The three cases before the court were the last – and perhaps the last – high point for the organizers, who seem determined to pull off this edition of the oldest international football tournament underway despite the obstacles. .

Already delayed by a year due to the pandemic, the Copa America was almost uncovered when the original co-hosts Colombia and Argentina went to the last minute – the first because of violent anti-government protests, the second because of a wave of COVID-19 cases.

With the clock ticking for this Sunday’s opening match, Brazil entered last week as emergency guests for the 10th nation tournament.

But the decision is highly controversial: Brazil is also furious with COVID-19, which has killed nearly 480,000 people in the country, according to the United States alone.

Surge COVID

Far-right president Jair Bolsonaro, who has regularly challenged the advice of experts to contain the pandemic, has given his blessing to host the tournament.

He welcomed the court’s decision and predicted that Brazil would “massacre” Venezuela in the opening match.

But epidemiologists warn that Brazil is currently facing a new wave of cases, and say hosting a major international sporting event could exacerbate the health crisis.

“It’s impossible to describe the madness of trying to organize an event of this magnitude right now,” David Urbaez, an infectious disease specialist, told AFP news agency.

Supreme Court petitions were filed by the National Metal Workers Union, the Brazilian Socialist Party (PSB) and the Workers ’Party (PT) of former President Luiz Inacio Lula da Silva, the likely opponent. of Bolsonaro in the presidential election next year.

They argued that the tournament risks exacerbating the health crisis and “violating fundamental rights to life and health.”

Bolsonaro and the South American football confederation, CONMEBOL, insist the tournament will be safe.

Brazilian officials are demanding that matches be held without fans, including the July 10 final at the Maracana Stadium in Rio de Janeiro.

Teams will undergo mandatory COVID-19 testing every 48 hours. Their movements will be limited, and they will travel to parties in the four host cities on charter flights.

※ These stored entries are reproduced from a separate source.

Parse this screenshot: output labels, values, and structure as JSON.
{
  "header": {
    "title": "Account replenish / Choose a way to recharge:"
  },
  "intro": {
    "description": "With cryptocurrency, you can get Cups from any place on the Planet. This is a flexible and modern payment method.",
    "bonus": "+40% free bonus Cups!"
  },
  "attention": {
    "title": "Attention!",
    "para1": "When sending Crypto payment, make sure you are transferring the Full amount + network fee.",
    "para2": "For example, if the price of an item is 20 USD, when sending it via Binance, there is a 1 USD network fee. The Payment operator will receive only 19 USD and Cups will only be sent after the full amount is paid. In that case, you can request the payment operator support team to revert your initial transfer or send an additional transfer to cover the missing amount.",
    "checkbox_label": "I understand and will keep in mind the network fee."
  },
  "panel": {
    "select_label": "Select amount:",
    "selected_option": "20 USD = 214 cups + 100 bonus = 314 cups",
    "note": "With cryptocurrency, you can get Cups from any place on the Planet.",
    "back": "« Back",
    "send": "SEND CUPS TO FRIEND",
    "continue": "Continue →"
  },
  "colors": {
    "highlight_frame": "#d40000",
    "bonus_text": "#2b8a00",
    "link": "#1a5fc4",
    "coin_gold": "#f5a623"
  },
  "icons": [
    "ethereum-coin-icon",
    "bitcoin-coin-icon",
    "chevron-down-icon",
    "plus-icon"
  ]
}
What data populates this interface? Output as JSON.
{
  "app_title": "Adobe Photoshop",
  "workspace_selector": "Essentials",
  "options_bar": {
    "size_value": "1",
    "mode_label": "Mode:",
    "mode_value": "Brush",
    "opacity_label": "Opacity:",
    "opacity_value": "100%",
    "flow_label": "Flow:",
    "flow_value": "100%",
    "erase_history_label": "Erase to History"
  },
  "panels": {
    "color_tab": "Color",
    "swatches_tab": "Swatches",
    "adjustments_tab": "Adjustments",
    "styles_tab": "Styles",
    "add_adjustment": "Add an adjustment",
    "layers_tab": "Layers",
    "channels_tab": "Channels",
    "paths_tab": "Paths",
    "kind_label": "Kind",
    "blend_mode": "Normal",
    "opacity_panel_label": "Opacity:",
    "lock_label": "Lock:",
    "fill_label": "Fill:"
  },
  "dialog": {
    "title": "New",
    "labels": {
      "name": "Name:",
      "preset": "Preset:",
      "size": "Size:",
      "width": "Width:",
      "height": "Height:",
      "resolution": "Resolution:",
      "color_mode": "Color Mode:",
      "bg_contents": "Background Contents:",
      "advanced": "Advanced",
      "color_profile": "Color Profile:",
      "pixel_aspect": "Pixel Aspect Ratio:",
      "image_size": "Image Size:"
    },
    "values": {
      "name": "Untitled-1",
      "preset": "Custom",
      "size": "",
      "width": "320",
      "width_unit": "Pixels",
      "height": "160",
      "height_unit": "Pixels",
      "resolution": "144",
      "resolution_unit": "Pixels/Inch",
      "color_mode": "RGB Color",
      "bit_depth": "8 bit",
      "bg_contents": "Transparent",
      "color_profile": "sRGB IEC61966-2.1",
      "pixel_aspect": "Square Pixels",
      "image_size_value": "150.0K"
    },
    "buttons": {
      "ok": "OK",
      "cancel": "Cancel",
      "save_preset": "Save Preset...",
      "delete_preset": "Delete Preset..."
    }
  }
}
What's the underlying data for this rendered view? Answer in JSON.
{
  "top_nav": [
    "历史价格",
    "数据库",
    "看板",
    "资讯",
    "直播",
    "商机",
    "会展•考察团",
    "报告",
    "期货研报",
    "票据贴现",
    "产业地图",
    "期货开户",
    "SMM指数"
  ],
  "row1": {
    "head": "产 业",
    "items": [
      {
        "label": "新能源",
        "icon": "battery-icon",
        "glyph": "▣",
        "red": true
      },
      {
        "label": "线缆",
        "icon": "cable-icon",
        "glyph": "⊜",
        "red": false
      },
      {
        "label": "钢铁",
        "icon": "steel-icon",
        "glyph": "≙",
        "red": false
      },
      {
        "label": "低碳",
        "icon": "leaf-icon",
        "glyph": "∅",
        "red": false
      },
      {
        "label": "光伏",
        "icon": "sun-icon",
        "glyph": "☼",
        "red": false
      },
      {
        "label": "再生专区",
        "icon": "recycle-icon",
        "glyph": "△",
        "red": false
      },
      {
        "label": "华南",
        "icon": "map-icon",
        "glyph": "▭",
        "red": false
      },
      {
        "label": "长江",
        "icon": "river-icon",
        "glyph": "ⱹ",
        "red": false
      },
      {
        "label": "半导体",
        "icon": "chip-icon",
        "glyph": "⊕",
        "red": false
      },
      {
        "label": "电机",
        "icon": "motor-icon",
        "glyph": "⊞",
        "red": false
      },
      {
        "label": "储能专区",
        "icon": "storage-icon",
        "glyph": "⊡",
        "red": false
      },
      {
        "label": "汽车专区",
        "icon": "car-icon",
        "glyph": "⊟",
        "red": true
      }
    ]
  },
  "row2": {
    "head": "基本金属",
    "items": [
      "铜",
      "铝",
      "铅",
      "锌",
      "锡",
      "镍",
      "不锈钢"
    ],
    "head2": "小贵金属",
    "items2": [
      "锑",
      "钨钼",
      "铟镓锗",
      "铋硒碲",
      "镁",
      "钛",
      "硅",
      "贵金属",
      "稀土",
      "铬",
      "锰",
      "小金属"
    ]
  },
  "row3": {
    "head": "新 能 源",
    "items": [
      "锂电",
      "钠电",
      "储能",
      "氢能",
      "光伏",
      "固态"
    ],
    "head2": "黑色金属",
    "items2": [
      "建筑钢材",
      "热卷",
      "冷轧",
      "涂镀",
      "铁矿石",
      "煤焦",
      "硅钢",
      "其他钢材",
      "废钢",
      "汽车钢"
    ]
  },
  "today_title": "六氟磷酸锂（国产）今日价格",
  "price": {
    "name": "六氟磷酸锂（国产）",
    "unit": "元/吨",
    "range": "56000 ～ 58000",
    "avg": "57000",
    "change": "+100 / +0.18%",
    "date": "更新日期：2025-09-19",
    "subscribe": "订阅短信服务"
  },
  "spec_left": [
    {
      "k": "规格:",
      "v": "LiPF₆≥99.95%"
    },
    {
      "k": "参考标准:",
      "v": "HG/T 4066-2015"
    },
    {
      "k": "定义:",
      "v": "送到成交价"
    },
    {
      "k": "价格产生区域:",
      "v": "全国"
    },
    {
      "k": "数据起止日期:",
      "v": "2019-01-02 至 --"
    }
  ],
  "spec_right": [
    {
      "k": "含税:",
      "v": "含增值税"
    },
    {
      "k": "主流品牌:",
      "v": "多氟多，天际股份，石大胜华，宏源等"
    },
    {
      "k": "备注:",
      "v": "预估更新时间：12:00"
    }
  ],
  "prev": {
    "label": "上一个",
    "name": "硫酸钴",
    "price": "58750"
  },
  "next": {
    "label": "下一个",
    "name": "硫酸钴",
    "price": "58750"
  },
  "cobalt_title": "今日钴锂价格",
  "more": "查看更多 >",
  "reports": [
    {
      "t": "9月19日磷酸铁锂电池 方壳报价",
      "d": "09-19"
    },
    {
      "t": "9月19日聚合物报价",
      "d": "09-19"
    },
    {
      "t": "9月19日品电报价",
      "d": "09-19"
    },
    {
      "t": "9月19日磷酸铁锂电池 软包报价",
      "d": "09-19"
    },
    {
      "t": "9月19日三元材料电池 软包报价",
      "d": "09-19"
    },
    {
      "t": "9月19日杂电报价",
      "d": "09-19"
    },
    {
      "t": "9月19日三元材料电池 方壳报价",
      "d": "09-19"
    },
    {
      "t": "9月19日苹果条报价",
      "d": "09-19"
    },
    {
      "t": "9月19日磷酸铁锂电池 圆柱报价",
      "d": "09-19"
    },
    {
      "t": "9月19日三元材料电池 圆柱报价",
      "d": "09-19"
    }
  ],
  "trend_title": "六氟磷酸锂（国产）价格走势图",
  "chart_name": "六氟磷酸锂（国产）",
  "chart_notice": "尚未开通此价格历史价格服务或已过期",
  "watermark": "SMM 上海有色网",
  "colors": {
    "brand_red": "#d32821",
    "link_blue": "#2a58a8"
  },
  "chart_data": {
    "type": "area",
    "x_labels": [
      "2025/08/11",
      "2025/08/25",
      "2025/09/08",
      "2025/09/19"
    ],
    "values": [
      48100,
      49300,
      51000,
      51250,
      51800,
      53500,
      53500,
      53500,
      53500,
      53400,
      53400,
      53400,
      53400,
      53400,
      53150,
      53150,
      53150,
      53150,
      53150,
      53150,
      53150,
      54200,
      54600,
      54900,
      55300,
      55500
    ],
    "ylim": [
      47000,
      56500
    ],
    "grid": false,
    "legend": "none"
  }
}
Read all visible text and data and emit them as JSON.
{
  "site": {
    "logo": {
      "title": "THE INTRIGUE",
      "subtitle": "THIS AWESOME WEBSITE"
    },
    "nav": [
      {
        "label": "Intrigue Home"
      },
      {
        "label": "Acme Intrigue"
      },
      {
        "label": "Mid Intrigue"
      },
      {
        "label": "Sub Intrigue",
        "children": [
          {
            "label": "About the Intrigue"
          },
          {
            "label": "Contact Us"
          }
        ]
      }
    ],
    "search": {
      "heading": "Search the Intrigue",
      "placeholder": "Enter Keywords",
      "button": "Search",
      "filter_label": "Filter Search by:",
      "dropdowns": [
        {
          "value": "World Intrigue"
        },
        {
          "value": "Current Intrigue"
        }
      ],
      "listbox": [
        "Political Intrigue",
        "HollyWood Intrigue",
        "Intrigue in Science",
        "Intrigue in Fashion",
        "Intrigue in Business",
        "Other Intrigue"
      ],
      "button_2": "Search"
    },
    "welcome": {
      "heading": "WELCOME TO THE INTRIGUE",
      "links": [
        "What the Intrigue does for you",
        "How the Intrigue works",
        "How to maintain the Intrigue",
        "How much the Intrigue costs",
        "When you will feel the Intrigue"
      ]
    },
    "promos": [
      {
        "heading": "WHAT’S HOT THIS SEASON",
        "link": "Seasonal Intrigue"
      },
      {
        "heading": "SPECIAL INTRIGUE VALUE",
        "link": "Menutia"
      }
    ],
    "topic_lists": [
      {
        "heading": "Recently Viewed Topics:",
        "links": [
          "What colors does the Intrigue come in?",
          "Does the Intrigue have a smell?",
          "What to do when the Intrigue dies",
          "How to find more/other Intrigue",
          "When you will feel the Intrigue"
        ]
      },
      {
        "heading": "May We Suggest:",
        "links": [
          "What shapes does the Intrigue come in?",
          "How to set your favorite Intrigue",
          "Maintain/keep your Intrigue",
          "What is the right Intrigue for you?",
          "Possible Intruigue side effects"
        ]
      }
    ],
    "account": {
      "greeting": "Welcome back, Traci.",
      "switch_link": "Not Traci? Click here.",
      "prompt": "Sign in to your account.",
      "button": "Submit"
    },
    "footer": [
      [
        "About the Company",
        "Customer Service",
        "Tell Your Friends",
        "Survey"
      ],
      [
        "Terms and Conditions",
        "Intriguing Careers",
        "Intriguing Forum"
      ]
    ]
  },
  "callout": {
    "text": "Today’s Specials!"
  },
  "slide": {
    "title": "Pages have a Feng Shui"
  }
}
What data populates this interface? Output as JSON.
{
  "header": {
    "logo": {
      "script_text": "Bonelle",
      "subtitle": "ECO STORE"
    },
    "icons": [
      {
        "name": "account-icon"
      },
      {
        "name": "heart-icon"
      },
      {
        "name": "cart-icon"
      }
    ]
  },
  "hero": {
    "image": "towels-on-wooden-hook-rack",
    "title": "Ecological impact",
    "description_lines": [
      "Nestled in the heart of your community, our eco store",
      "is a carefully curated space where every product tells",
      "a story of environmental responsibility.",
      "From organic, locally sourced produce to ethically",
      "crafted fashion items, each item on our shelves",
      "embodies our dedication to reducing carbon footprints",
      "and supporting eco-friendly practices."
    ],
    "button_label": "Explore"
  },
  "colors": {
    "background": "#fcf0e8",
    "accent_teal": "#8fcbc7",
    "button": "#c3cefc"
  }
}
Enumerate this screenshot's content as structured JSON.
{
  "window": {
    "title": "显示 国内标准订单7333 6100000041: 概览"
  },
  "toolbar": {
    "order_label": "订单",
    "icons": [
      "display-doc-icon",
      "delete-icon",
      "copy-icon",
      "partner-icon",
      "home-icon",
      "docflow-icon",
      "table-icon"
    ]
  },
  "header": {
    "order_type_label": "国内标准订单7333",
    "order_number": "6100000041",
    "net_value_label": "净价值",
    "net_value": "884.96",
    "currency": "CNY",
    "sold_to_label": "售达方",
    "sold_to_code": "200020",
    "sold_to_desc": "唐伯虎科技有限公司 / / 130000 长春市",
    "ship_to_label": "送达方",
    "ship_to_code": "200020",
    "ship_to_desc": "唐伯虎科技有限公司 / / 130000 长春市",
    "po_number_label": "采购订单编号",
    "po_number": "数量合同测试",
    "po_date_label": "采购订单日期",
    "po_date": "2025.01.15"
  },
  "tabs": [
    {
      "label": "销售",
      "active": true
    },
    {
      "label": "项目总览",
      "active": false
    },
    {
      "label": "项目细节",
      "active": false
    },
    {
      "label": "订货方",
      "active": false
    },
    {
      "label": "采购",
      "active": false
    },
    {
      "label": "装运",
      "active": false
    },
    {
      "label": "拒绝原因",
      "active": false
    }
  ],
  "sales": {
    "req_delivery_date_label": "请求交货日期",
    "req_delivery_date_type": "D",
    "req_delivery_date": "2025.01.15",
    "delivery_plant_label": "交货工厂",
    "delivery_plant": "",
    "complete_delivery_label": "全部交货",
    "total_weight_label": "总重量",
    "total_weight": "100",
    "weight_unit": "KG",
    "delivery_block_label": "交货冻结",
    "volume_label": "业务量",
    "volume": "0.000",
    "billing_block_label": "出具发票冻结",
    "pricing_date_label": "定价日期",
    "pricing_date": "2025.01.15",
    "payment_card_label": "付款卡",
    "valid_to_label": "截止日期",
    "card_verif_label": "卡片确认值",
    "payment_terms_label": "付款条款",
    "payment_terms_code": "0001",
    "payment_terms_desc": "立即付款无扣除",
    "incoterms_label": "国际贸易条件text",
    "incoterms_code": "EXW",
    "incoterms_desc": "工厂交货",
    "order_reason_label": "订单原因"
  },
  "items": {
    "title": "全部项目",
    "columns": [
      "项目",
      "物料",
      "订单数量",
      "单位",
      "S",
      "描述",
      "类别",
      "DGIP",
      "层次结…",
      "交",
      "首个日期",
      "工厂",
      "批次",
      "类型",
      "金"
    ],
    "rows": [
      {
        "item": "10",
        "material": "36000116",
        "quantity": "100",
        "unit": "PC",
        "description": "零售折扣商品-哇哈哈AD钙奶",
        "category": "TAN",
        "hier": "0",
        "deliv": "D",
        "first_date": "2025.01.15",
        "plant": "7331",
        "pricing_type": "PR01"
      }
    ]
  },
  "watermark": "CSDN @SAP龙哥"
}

However, the health minister on Monday dismissed plans to require all players, coaches and staff to be vaccinated against COVID-19.

Health Minister Marcelo Queiroga said it was too late to ensure immunity, and that side effects after vaccination “could compromise players’ performance”.

The organizers face a lot of reaction. Two main sponsors, Mastercard and beer giant Ambev, said Wednesday they were pulling their marks from the tournament. A third, alcoholic beverage company Diageo, did the following Thursday.

And several players and coaches have criticized the event, including Uruguayan Luis Suarez, Argentine Sergio “Kun” Aguero and the entire Brazilian national team.

Neymar and the team – in addition to Brazil’s coach Tite – were taken aback by the news his country would receive, and there was talk of a boycott.

They stopped short at the end, but were thwarted in their criticism of CONMEBOL.

“We are against organizing the Copa America,” they said in a joint statement Tuesday.